If you had to produce a great number of lengths of wood to exacting standards it does become a process that perhaps is best jigged, for speed as well as to help with consistency, and actually Robert Wearing would be a fan of that sort of thing. I think he covers something applicable in one or more of his other books on jigs and workshop aids.

  • Based on your answer I found this link that gives an idea what a jig might look like: finewoodworking.com/2015/12/17/…. I was surprised at first that it didn't need any separate "pressure" members to keep the stock down on the bench, but worked out that the sole of the plane does that, apparently quite effectively :) Just what I was looking for, thanks Graphus :)
    – scanny
    Mar 8, 2017 at 22:33
  • It's been a while since I've seen it but if memory serves Wearing's is very like that. One thing to note about how this one is implemented, if you don't have a front vice (or just would prefer not to use it for this) the jig can have a 'hook' put on the front edge at the bottom so that you can plane across the bench instead of along it, which I find preferable for shorter pieces.
    – Graphus
    Mar 9, 2017 at 8:16

EDIT: Oops, appologies. I didn't note the "hand tools" in your title. If you've got a lot of this to do, a router table is the way to go (unless you have a drumb sander).

By hand, maybe try a cabinet scraper. Cut two wooden triangles from 1" stock. A base-to-height ratio of 4.5":6" gives a 60° angle. Cut out some of the interior so you can clamp the scraper to the angled faces. Use stock that is overly long so you can clamp the ends to your work table. Your table supports the bottom of the stock and probides a surface to run your scraper-jig over. The height at which you clamp the scraper ultimately gauges the thickness. Sharpening and burnishing a cabinet scraper is an art.

By router: I'll assume you have a way of resawing the stock into narrow strips and are concerned about producing a smooth face. A band saw is my preference for the resawing but a well set-up table saw will do.

The trick with the router table is to use a fine carbide die-grinding bit in place of a standard router bit. Trap the stock between the bit and the fence and use "fingers" to hold the stock securely against the fence as well as keeping your fingers out of the bit (right image). I've made purfling for guitars paper-thin with this technique. You may have to search on-line for a quality bit. Preferably work with closed and tight grain woods. Although the rosewood in the images was anything but.

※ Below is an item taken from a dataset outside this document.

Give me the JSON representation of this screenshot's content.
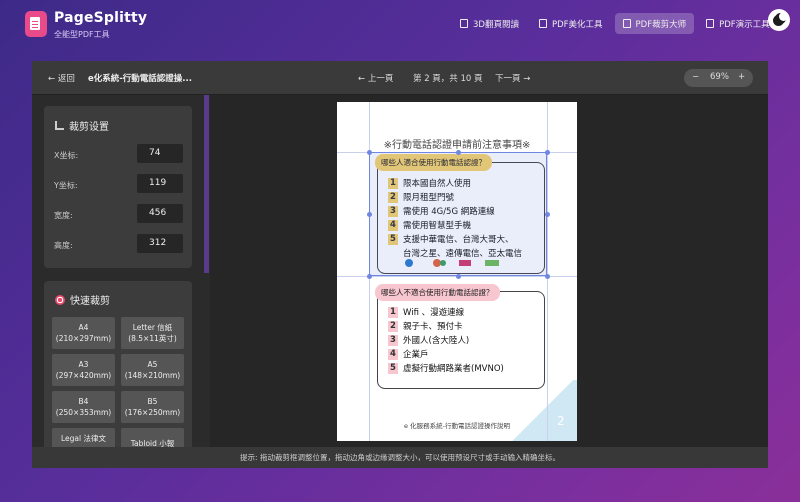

You can't remove a lot of material with this technique. It may take multiple passes if your resawing was fat. Be sure the bit is square to the table and parallel to the fence.

enter image description here

You may note the stock here is laminated, maple on top, rosewood on the bottom. The stock to form this was also made in the manner described above.

  • Very interesting bpedit! This is like a miniature surface planer with non-marring pressure rollers :) What is the importance of using a carbide burr instead of say, a conventional carbide straight bit? Does it perhaps reduce the tendency of the bit to deflect/pull the stock into the blade?
    – scanny
    Mar 7, 2017 at 20:13
  • @scanny. The main advantage is no chipping and no chatter. Also,this bit is more forgiving of any grain issues and will not pull the stock into the bit as you surmise. Not so important for thicker stock but, as stated, I've trimmed stock to about 0.2 mm. For thicker work you could use a router bit but make it a spiral that pulls the stock toward the router. The spiral bit would probably work for your application, I'd recommend a 1/4" diameter.